(August 26, 2015) Targeted punishments could provide a path to international climate change cooperation, new research in game theory has found.
Conducted at the University of Warwick, the research suggests that in situations such as climate change, where everyone would be better off if everyone cooperated but it may not be individually advantageous to do so, the use of a strategy called 'targeted punishment' could help shift society towards global cooperation.
Despite the name, the ‘targeted punishment’ mechanism can apply to positive or negative incentives. The research argues that the key factor is that these incentives are not necessarily applied to everyone who may seem to deserve them. Rather, rules should be devised according to which only a small number of players are considered responsible at any one time.

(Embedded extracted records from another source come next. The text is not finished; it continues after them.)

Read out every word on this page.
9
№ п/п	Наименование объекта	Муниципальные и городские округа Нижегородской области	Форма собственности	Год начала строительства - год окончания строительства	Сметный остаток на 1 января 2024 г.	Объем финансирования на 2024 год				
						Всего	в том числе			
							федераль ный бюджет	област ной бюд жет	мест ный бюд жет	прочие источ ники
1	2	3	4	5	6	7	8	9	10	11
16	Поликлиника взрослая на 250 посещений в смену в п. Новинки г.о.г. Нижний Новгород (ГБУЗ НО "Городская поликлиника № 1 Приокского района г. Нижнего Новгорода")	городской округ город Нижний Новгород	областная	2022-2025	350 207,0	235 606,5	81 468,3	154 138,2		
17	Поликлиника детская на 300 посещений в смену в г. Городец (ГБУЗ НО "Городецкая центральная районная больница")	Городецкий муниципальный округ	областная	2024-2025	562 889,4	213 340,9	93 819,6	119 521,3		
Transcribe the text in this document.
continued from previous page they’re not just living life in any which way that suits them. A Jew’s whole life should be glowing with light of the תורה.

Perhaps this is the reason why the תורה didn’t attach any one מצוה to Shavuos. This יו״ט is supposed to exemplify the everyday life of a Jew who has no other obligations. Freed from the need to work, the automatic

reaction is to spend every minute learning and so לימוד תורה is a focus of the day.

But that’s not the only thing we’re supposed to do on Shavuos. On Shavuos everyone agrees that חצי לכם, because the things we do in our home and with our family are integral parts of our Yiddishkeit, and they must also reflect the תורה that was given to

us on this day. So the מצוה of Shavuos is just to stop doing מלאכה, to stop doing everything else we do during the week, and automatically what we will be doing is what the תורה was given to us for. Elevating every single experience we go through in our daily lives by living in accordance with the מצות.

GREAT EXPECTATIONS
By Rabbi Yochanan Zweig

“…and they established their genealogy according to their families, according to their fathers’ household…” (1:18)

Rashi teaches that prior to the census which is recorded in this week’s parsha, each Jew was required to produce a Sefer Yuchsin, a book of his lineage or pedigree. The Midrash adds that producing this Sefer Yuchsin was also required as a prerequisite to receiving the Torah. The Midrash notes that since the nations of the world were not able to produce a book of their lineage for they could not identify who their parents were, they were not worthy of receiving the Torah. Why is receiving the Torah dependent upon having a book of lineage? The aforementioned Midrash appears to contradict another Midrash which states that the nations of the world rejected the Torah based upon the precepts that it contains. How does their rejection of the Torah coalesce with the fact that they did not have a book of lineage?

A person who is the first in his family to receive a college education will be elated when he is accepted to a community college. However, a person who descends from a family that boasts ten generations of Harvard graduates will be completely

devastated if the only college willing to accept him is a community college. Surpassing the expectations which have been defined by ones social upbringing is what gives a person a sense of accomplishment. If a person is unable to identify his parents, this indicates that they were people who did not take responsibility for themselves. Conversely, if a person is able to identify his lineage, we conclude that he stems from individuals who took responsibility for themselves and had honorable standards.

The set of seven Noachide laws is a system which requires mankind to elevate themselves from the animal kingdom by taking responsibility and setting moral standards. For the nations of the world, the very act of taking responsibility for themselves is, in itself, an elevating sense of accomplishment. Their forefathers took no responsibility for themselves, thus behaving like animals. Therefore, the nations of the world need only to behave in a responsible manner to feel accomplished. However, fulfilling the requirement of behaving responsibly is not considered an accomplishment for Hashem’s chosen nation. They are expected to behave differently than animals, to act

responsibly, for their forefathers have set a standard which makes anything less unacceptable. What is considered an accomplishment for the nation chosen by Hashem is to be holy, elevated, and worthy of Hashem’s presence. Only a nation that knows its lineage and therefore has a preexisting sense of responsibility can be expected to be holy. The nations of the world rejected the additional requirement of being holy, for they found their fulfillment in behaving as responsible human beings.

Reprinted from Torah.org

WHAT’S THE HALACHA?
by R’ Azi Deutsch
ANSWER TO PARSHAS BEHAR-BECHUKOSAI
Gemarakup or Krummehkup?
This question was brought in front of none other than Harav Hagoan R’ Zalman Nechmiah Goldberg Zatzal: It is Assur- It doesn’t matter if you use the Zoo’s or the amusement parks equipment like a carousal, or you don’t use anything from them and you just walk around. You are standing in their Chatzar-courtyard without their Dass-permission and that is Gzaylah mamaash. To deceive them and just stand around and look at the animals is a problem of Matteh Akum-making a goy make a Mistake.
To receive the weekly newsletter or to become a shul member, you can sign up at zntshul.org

The study’s author Dr Samuel Johnson, from the University of Warwick’s Mathematics Institute, explains:
"It is well known that some form of punishment, or positive incentives, can help maintain cooperation in situations where almost everyone is already cooperating, such as in a country with very little crime. But when there are only a few people cooperating and many more not doing so punishment can be too dilute to have any effect. In this regard, the international community is a bit like a failed state."
The paper, published in Royal Society Open Science and freely accessible online, shows that in situations of entrenched defection (non-cooperation), there exist strategies of 'targeted punishment' available to would-be punishers which can allow them to move a community towards global cooperation.